Adalah Center for Rights and Freedoms (also: Adala and Liberties Centre) is an Egyptian human rights organisation created in 2014 by lawyers and students, based in Cairo.

==Founding and leadership==
Adalah Center for Rights and Freedoms was created in 2014 by lawyers, university students and graduates to provide legal support for students and other youths.

As of September 2019, Adalah Center, based in Cairo, was led by Mohamed el-Baqer (also: Elbaker).

==Actions==
In 2015, Adalah Center helped free Abdel Khalek, a student detained for eight months after he arrived at a metro station at the end of a political demonstration that he knew nothing about, from imprisonment. Khalek's accidental arrival at the metro station led him into charges of belonging to the Muslim Brotherhood, demonstrating illegally, killing two students and attempting to kill a third.
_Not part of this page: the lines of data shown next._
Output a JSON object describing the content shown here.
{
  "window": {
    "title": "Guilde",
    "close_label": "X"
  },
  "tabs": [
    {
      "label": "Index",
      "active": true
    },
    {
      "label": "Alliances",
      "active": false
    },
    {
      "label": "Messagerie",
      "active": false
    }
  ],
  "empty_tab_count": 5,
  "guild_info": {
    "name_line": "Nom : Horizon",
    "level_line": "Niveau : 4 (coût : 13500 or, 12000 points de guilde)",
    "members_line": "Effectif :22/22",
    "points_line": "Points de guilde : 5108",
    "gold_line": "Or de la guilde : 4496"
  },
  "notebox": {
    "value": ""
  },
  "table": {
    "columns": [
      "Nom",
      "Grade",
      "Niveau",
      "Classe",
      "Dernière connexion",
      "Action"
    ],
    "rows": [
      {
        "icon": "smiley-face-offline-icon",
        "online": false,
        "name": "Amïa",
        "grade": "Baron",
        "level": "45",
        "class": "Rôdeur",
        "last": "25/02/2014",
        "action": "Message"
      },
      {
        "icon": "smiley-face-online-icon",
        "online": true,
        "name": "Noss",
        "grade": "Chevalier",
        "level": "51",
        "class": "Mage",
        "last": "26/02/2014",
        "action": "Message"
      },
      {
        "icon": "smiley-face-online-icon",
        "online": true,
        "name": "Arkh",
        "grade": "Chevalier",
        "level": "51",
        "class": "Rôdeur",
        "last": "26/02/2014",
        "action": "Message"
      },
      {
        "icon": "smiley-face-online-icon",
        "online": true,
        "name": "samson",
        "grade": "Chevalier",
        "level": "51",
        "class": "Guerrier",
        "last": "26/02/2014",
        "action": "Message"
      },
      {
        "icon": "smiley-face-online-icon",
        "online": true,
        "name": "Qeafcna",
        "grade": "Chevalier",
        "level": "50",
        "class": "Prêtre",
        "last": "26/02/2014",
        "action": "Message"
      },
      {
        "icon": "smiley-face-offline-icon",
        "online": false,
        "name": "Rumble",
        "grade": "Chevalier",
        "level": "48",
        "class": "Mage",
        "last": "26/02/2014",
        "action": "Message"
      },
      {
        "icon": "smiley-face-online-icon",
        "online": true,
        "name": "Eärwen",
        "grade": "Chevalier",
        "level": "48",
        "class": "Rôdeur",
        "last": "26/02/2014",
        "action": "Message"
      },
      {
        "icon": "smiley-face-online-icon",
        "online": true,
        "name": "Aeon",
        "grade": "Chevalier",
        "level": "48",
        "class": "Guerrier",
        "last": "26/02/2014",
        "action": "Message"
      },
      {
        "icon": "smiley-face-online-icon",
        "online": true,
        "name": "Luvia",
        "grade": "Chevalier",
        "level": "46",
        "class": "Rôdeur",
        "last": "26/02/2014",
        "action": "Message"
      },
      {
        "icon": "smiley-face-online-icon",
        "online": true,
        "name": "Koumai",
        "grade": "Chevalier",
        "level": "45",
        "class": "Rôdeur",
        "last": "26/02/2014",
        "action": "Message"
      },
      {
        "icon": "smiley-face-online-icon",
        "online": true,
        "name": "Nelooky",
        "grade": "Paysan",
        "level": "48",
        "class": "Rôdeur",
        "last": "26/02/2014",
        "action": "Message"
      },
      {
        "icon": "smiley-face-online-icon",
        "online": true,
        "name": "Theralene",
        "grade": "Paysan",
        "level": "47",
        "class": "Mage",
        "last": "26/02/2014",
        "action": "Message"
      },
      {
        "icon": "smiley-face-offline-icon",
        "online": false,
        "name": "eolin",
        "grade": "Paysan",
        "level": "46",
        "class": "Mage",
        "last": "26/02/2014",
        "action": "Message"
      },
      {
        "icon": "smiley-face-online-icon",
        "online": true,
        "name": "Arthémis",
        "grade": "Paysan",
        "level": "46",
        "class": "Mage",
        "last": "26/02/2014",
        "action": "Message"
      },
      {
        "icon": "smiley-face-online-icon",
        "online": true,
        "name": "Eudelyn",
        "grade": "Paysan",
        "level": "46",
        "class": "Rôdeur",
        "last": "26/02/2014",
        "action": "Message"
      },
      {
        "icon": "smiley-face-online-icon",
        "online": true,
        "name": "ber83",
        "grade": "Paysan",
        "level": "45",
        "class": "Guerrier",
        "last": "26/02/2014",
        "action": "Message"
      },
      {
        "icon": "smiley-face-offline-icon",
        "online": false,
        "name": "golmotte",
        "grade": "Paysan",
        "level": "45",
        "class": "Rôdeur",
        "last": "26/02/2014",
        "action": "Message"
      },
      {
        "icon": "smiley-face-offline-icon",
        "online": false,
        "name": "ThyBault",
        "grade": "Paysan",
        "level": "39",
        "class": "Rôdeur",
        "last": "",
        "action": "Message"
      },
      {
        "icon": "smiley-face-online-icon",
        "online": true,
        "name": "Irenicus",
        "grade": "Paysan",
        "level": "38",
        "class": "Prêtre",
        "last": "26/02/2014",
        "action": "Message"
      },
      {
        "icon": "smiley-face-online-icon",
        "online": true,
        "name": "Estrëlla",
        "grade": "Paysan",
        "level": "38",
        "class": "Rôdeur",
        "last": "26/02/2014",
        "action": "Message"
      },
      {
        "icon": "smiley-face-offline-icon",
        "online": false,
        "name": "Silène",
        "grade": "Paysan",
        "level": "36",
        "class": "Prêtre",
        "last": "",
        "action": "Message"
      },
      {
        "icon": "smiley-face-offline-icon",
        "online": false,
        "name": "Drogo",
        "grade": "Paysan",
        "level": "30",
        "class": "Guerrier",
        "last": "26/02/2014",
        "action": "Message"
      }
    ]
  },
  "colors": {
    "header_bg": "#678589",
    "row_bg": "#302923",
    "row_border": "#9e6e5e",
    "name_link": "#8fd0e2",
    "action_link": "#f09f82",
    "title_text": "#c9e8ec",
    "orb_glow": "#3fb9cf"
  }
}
In February 2019, the Adalah Center, together with the Egyptian Initiative for Personal Rights (EIPR), objected to the 20 February 2019 sudden executions of nine defendants without their families being informed and allowed to visit them, in violation of Article 472 of the Egyptian penal code. None of the nine defendants had had their personal lawyers present during questioning by the prosecution or during the trial, and eight of the nine had been tortured. The Adalah Center and EIPR described the 15 known executions in February 2019 up to 21 February as "part of the increasing use of the death penalty in trials that do not meet due process and fair trial standards, and a turn to increasingly vindictive application of the death penalty."

==Repression==
On 29 September 2019 during the 2019 Egyptian protests, Adalah Center leader Mohamed el-Baqer was arrested at the prosecutor's office where he was present as the lawyer defending Alaa Abd El-Fattah, who had just been arrested earlier that day. The State Security Prosecution case number is 1356/2019, with four charges, that appear to be: "joining an illegal organisation", "receiving foreign funding" through that illegal organisation, "spreading false news" and "misusing social media" for the spread of fake news. El-Baqer and el-Fattah are to be held for 15 days in remand. As of 1 October 2019, their locations were unknown.